…
Они исчезли. С колибри всегда так. Внезапно появятся — и внезапно исчезнут, как в фокусе волшебника. Представь себе: тысяча колибри с рубиновыми горлышками падает с неба прямо на нас, на двух пожилых леди, которые не могут поверить своим глазам.
…
Считать стала Луиза. Вцепилась мне в руку и сжимала ее всякий раз, когда появлялся новый колибри. У меня рука потом еще долго болела.
…
Нет, это было приятно. Мне стало казаться, что эти колибри мне приснились, а боль в руке напоминала, что они были на самом деле.
…
Через два года.
…
От рака костей. Она переехала ко мне после того, как риелторша обманула ее с домом.
…
Да, ухаживала. Я ухаживала за ней до самой смерти. В этом самом доме. И знаешь, что самое занятное?
…
Я ни разу не спасовала перед докторами, страховыми агентами и чиновниками разных мастей, а некоторые из них были куда страшнее, чем мистер Начищенные Ботинки.
…
Я с ними всегда твердо стояла на своем! В какой-то момент до меня дошло, что я одолжила у Луизы ее характер, чтобы обеспечить ей достойную смерть.
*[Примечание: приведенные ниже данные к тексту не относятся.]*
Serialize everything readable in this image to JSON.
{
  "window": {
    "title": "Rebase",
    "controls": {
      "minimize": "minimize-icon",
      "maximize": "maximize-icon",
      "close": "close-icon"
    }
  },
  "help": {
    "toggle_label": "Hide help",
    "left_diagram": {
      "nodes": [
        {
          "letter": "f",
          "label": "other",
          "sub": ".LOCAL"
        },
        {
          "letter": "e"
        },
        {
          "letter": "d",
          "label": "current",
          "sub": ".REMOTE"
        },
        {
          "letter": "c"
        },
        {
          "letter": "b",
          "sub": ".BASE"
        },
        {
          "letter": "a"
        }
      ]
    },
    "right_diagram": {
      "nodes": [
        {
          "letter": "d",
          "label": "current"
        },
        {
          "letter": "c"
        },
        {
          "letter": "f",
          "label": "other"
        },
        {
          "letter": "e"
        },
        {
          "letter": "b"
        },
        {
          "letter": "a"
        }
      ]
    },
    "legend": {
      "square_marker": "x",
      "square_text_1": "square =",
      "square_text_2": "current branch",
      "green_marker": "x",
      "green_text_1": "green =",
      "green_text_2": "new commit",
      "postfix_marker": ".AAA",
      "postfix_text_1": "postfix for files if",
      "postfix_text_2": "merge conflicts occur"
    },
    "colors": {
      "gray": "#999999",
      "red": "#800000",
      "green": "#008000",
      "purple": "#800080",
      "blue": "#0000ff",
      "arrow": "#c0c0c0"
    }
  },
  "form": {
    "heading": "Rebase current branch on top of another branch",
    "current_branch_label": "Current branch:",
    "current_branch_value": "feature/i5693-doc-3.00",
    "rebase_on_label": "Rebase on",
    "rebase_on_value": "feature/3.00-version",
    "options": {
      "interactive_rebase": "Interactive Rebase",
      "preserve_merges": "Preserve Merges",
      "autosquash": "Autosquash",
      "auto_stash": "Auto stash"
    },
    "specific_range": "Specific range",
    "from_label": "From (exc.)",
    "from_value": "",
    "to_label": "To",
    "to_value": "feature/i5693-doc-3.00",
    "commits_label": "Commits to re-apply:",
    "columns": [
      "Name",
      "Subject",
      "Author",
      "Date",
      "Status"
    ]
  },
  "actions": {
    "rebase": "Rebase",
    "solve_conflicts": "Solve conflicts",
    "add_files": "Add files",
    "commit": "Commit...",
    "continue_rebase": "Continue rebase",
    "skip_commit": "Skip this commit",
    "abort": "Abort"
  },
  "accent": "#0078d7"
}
Я говорила им всем: «Нет, это вы меня послушайте!» и «Так вообще не пойдет!» Мне всю жизнь хотелось твердо стоять на своем, и вот мне выпала такая возможность.
…
Да, точно, как евразийский филин.
…
В январе, накануне моего восемьдесят седьмого дня рождения, помню, падал чудесный снежок. В такой день не хочется умирать, даже если ты к этому готов.
…
Нет, она совсем не была готова. Луиза хваталась и цеплялась за жизнь до самого конца.
…
Я дала ей морфий.
…
Это так ужасно, зависеть от другого человека, который нужен, чтобы избавить тебя от боли. Морфий, правда, быстро подействовал, она успокоилась. Я сидела на кровати рядом с ней и смотрела, как она разыгрывает пантомиму — такое действие на нее обычно оказывал морфий.
…
Она открывала воображаемую бутылку, наливала вино в невидимый бокал, покачивала его, смаковала напиток. Она проделывала все так изящно и так точно, что я почти чувствовала вкус этого вина.
…
Очень грустно, да, но это напоминало мне о том, какой обворожительной была Луиза раньше, как не походила на этот обтянутый кожей скелет, который утопал в подушках и потягивал воображаемое шардоне. Ее глаза блестели от морфия, но еще, я верила, от яркости всей ее жизни. Я гордилась, что именно мне она доверила заботиться о ней.
…
Она ничего не сказала. Сказала я…
…
Я сказала: «Лу, как ты думаешь, что сталось с юношей Хокинсом?»
…
Само собой вырвалось. Не знаю почему. Снег, может, напомнил мне об академии Лестера, как я там сидела долгими зимними днями за своим столом.
…
Ничего. Она просто лежала, обводила взглядом комнату, готовилась уйти, я думаю. Запоминала последние минуты жизни. Меня это тронуло до глубины души, потому что она запоминала мою комнату, мой дом, где я ухаживала за ней. Где я любила ее.